Faster than Real Time (FTRT) Metric
The Faster than Real Time (FTRT) metric is developed to define a software performance reference point. We recognize two measurable metrics: Audio-based FTRT and Net Speech-based FTRT. Using these metrics, you can collect "benchmark" data on the real processing speed for the reviewed software, which should be replicated on precisely defined hardware.
By comparing various benchmark results, you can assess the performance of specific software and its components on different hardware configurations. Conversely, using the same metric, you can compare software from different vendors on the same hardware configuration for the same processing task.
Audio-based FTRT
Audio-based FTRT is calculated from the actual audio in its original form, including both spoken speech parts and non-speech signals (such as background noise, technical signals like ringing, DTMF tones, etc.).
This metric is useful for evaluating performance on real audio data entering the audio processing pipeline.
**Regular recording with Voice and Silence segments in waveform
Net Speech-based FTRT
Net Speech-based FTRT is a conservative, purely technical metric. It is calculated using only spoken speech data, with all non-speech parts (silence, noise, DTMF tones, etc.) removed.
This metric is useful for comparing technology performance on different hardware configurations or comparing the performance of similar technologies produced by different vendors.
Same recording with silence segments stripped and only speech segments kept in waveform
The calculation formula is very simple and is the same for both use cases:
FTRT = audio_length[s] / processing_time[s]
Example
The original audio length in our example is 36 seconds. After stripping silence, it is reduced to 14 seconds—this means that the original audio contains 38% net speech and 62% silence.
Phonexia speech technologies analyze the entire recording but process only the speech segments for AI processing, meaning the absolute processing time will be nearly the same.
Task | Processing Time | Hardware |
---|---|---|
Creating a voiceprint by Speaker Identification | 0.20 seconds | Intel® Xeon® E5 2860 v4 |
Creating a voiceprint by Speaker Identification | 0.168 seconds | Intel® Xeon® Platinum 8176 |
Let's calculate:
Intel® Xeon® E5 2860 v4 performance:
FTRT(audio) = 36/0.20 => 180 FTRT
FTRT(net_speech) = 14/0.20 => 70 FTRT
Intel® Xeon® Platinum 8176 performance:
FTRT(audio) = 36/0.168 => 214 FTRT
Conclusion
- FTRT (net_speech) shows that Intel® Xeon® Platinum 8176 computing performance is better by ~17% compared to Intel® Xeon® E5 2860 v4.

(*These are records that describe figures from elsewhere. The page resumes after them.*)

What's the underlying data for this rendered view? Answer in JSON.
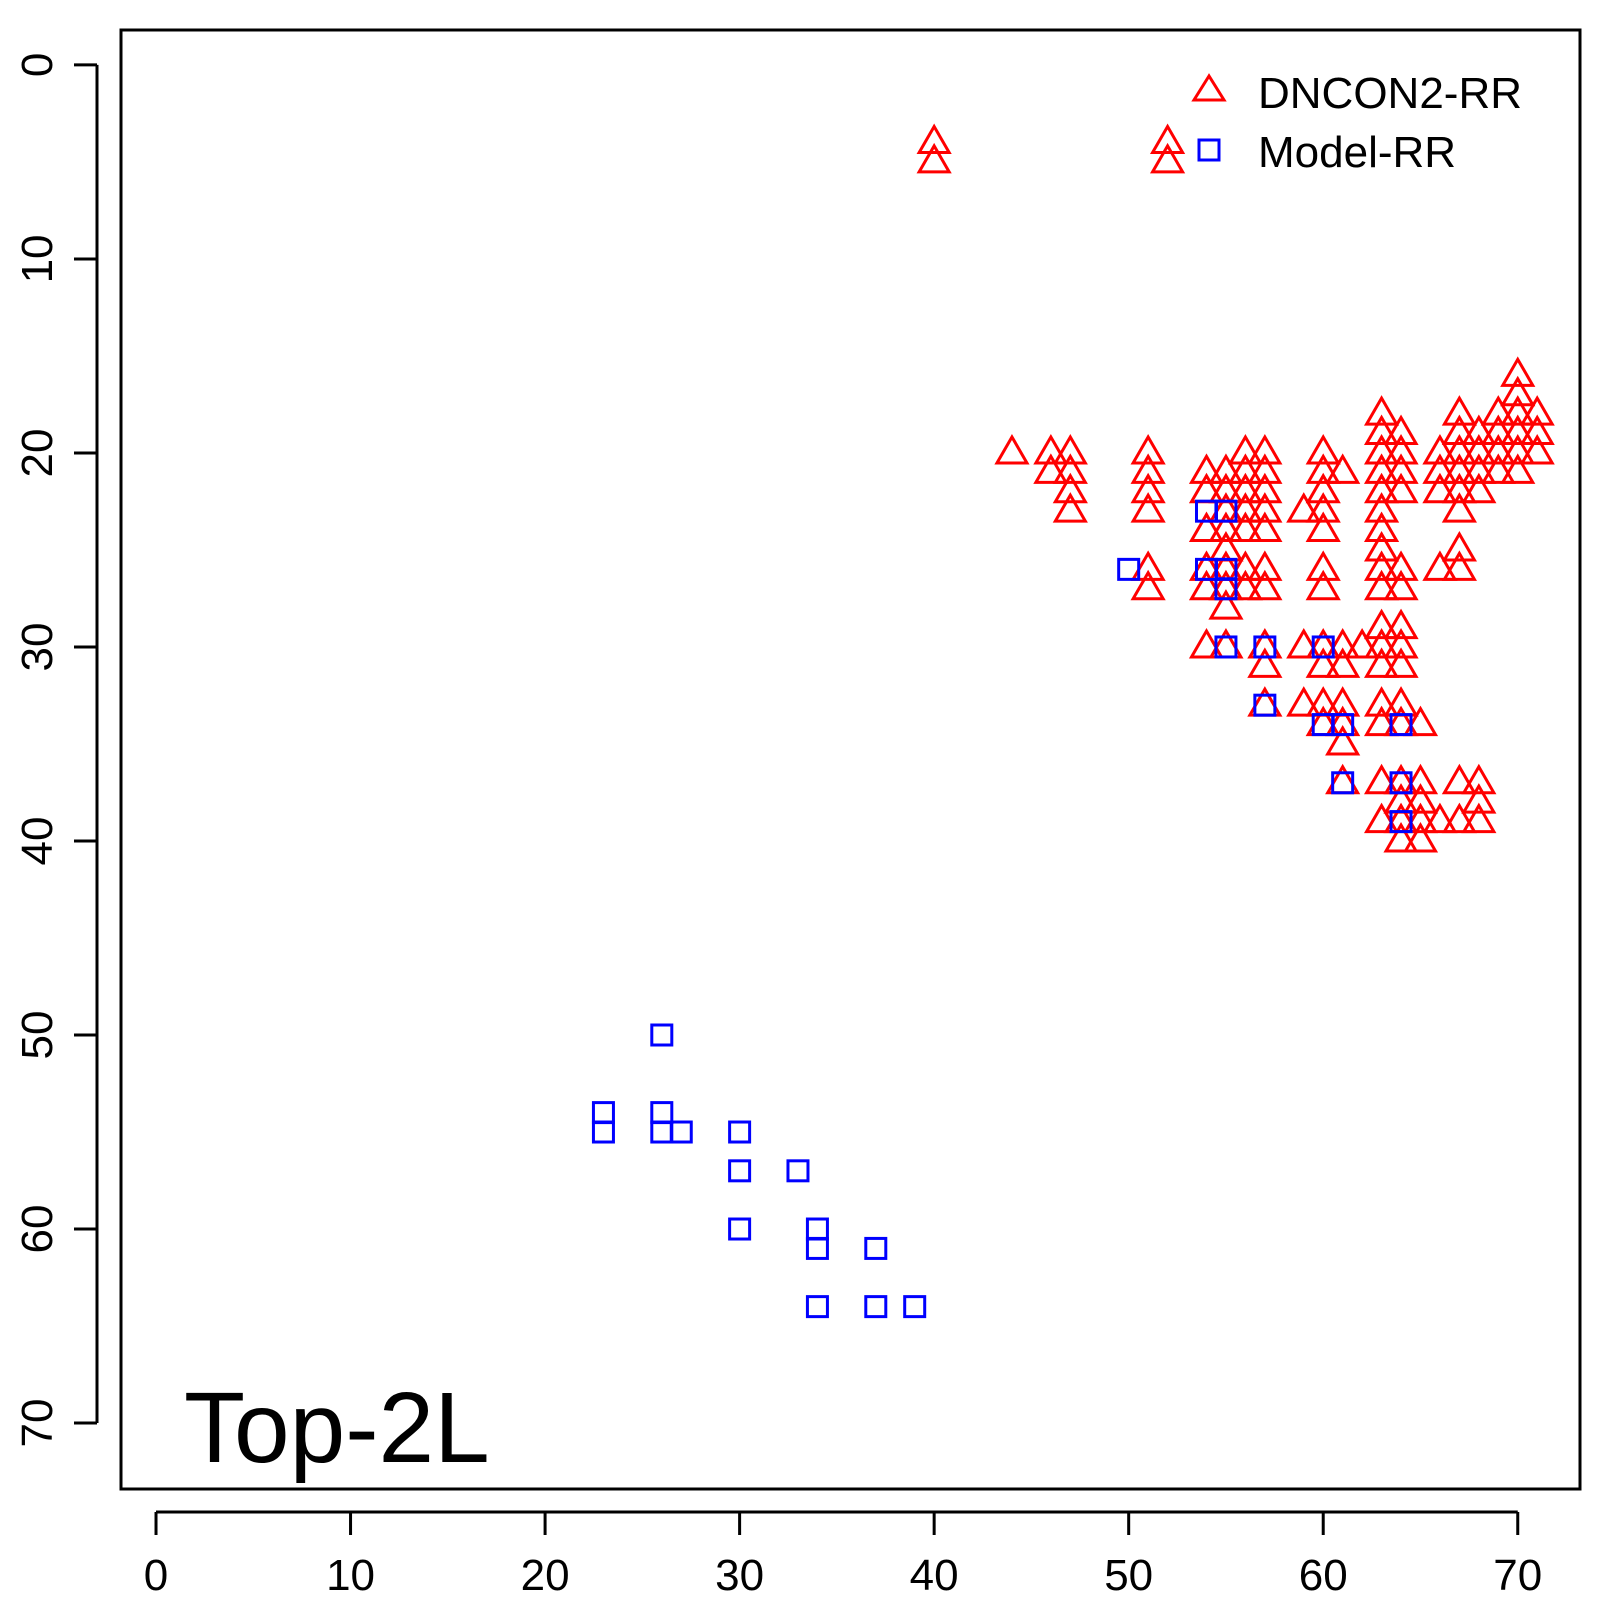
{
  "chart_data": {
    "type": "scatter",
    "title": "",
    "xlabel": "",
    "ylabel": "",
    "annotation": "Top-2L",
    "xlim": [
      -1.8,
      73.2
    ],
    "ylim": [
      -1.8,
      73.4
    ],
    "y_reversed": true,
    "grid": false,
    "legend_position": "top-right",
    "x_ticks": [
      "0",
      "10",
      "20",
      "30",
      "40",
      "50",
      "60",
      "70"
    ],
    "x_tick_values": [
      0,
      10,
      20,
      30,
      40,
      50,
      60,
      70
    ],
    "y_ticks": [
      "0",
      "10",
      "20",
      "30",
      "40",
      "50",
      "60",
      "70"
    ],
    "y_tick_values": [
      0,
      10,
      20,
      30,
      40,
      50,
      60,
      70
    ],
    "series": [
      {
        "name": "DNCON2-RR",
        "marker": "triangle",
        "color": "#ff0000",
        "points": [
          [
            40,
            4
          ],
          [
            40,
            5
          ],
          [
            52,
            4
          ],
          [
            52,
            5
          ],
          [
            44,
            20
          ],
          [
            46,
            20
          ],
          [
            46,
            21
          ],
          [
            47,
            20
          ],
          [
            47,
            21
          ],
          [
            47,
            22
          ],
          [
            47,
            23
          ],
          [
            51,
            20
          ],
          [
            51,
            21
          ],
          [
            51,
            22
          ],
          [
            51,
            23
          ],
          [
            51,
            26
          ],
          [
            51,
            27
          ],
          [
            54,
            21
          ],
          [
            54,
            22
          ],
          [
            54,
            24
          ],
          [
            54,
            26
          ],
          [
            54,
            27
          ],
          [
            54,
            30
          ],
          [
            55,
            21
          ],
          [
            55,
            22
          ],
          [
            55,
            23
          ],
          [
            55,
            24
          ],
          [
            55,
            25
          ],
          [
            55,
            26
          ],
          [
            55,
            27
          ],
          [
            55,
            28
          ],
          [
            55,
            30
          ],
          [
            56,
            20
          ],
          [
            56,
            21
          ],
          [
            56,
            22
          ],
          [
            56,
            23
          ],
          [
            56,
            24
          ],
          [
            56,
            26
          ],
          [
            56,
            27
          ],
          [
            57,
            20
          ],
          [
            57,
            21
          ],
          [
            57,
            22
          ],
          [
            57,
            23
          ],
          [
            57,
            24
          ],
          [
            57,
            26
          ],
          [
            57,
            27
          ],
          [
            57,
            30
          ],
          [
            57,
            31
          ],
          [
            57,
            33
          ],
          [
            59,
            23
          ],
          [
            59,
            30
          ],
          [
            59,
            33
          ],
          [
            60,
            20
          ],
          [
            60,
            21
          ],
          [
            60,
            22
          ],
          [
            60,
            23
          ],
          [
            60,
            24
          ],
          [
            60,
            26
          ],
          [
            60,
            27
          ],
          [
            60,
            30
          ],
          [
            60,
            31
          ],
          [
            60,
            33
          ],
          [
            60,
            34
          ],
          [
            61,
            21
          ],
          [
            61,
            30
          ],
          [
            61,
            31
          ],
          [
            61,
            33
          ],
          [
            61,
            34
          ],
          [
            61,
            35
          ],
          [
            61,
            37
          ],
          [
            62,
            30
          ],
          [
            63,
            18
          ],
          [
            63,
            19
          ],
          [
            63,
            20
          ],
          [
            63,
            21
          ],
          [
            63,
            22
          ],
          [
            63,
            23
          ],
          [
            63,
            24
          ],
          [
            63,
            25
          ],
          [
            63,
            26
          ],
          [
            63,
            27
          ],
          [
            63,
            29
          ],
          [
            63,
            30
          ],
          [
            63,
            31
          ],
          [
            63,
            33
          ],
          [
            63,
            34
          ],
          [
            63,
            37
          ],
          [
            63,
            39
          ],
          [
            64,
            19
          ],
          [
            64,
            20
          ],
          [
            64,
            21
          ],
          [
            64,
            22
          ],
          [
            64,
            26
          ],
          [
            64,
            27
          ],
          [
            64,
            29
          ],
          [
            64,
            30
          ],
          [
            64,
            31
          ],
          [
            64,
            33
          ],
          [
            64,
            34
          ],
          [
            64,
            37
          ],
          [
            64,
            38
          ],
          [
            64,
            39
          ],
          [
            64,
            40
          ],
          [
            65,
            34
          ],
          [
            65,
            37
          ],
          [
            65,
            38
          ],
          [
            65,
            39
          ],
          [
            65,
            40
          ],
          [
            66,
            20
          ],
          [
            66,
            21
          ],
          [
            66,
            22
          ],
          [
            66,
            26
          ],
          [
            66,
            39
          ],
          [
            67,
            18
          ],
          [
            67,
            19
          ],
          [
            67,
            20
          ],
          [
            67,
            21
          ],
          [
            67,
            22
          ],
          [
            67,
            23
          ],
          [
            67,
            25
          ],
          [
            67,
            26
          ],
          [
            67,
            37
          ],
          [
            67,
            39
          ],
          [
            68,
            19
          ],
          [
            68,
            20
          ],
          [
            68,
            21
          ],
          [
            68,
            22
          ],
          [
            68,
            37
          ],
          [
            68,
            38
          ],
          [
            68,
            39
          ],
          [
            69,
            18
          ],
          [
            69,
            19
          ],
          [
            69,
            20
          ],
          [
            69,
            21
          ],
          [
            70,
            16
          ],
          [
            70,
            17
          ],
          [
            70,
            18
          ],
          [
            70,
            19
          ],
          [
            70,
            20
          ],
          [
            70,
            21
          ],
          [
            71,
            18
          ],
          [
            71,
            19
          ],
          [
            71,
            20
          ]
        ]
      },
      {
        "name": "Model-RR",
        "marker": "square",
        "color": "#0000ff",
        "points": [
          [
            26,
            50
          ],
          [
            23,
            54
          ],
          [
            23,
            55
          ],
          [
            26,
            54
          ],
          [
            26,
            55
          ],
          [
            27,
            55
          ],
          [
            30,
            55
          ],
          [
            30,
            57
          ],
          [
            30,
            60
          ],
          [
            33,
            57
          ],
          [
            34,
            60
          ],
          [
            34,
            61
          ],
          [
            34,
            64
          ],
          [
            37,
            61
          ],
          [
            37,
            64
          ],
          [
            39,
            64
          ],
          [
            50,
            26
          ],
          [
            54,
            23
          ],
          [
            54,
            26
          ],
          [
            55,
            23
          ],
          [
            55,
            26
          ],
          [
            55,
            27
          ],
          [
            55,
            30
          ],
          [
            57,
            30
          ],
          [
            57,
            33
          ],
          [
            60,
            30
          ],
          [
            60,
            34
          ],
          [
            61,
            34
          ],
          [
            61,
            37
          ],
          [
            64,
            34
          ],
          [
            64,
            37
          ],
          [
            64,
            39
          ]
        ]
      }
    ]
  }
}
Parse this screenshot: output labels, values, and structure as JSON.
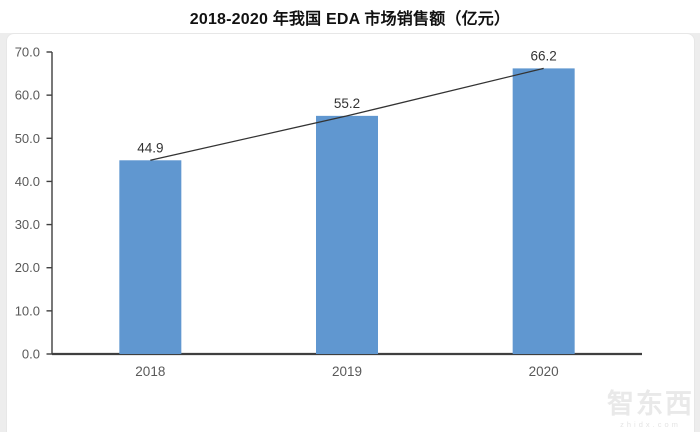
{
  "chart_data": {
    "type": "bar",
    "title": "2018-2020 年我国 EDA 市场销售额（亿元）",
    "categories": [
      "2018",
      "2019",
      "2020"
    ],
    "values": [
      44.9,
      55.2,
      66.2
    ],
    "data_labels": [
      "44.9",
      "55.2",
      "66.2"
    ],
    "xlabel": "",
    "ylabel": "",
    "ylim": [
      0,
      70
    ],
    "ytick_step": 10,
    "ytick_labels": [
      "0.0",
      "10.0",
      "20.0",
      "30.0",
      "40.0",
      "50.0",
      "60.0",
      "70.0"
    ],
    "grid": false,
    "legend": "none",
    "trendline": "straight line connecting bar tops",
    "colors": {
      "bar": "#6097d0",
      "trendline": "#333333",
      "axis": "#3f3f3f",
      "tick_labels": "#595959",
      "data_labels": "#333333",
      "title": "#111111"
    }
  },
  "watermark": {
    "logo_text": "智东西",
    "site_text": "zhidx.com"
  }
}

- FTRT (audio) demonstrates that the actual hardware and computing power requirements are approximately 62% lower than the traditional approach using FTRT (net_speech) for an audio dataset with a similar ratio of speech to non-speech (silence), as proven by measurement.
Best Practices
-
Use FTRT (audio) when calculating hardware sizing and scaling options, especially for installations designed for mass data processing where each I/O operation is critical. Remember to test real datasets (recordings) for statistical information like the speech-to-non-speech ratio. This approach can significantly assist in budget calculations.
-
Use FTRT (net_speech) when comparing individual CPU performance with a strict academic methodology and an exact reference point.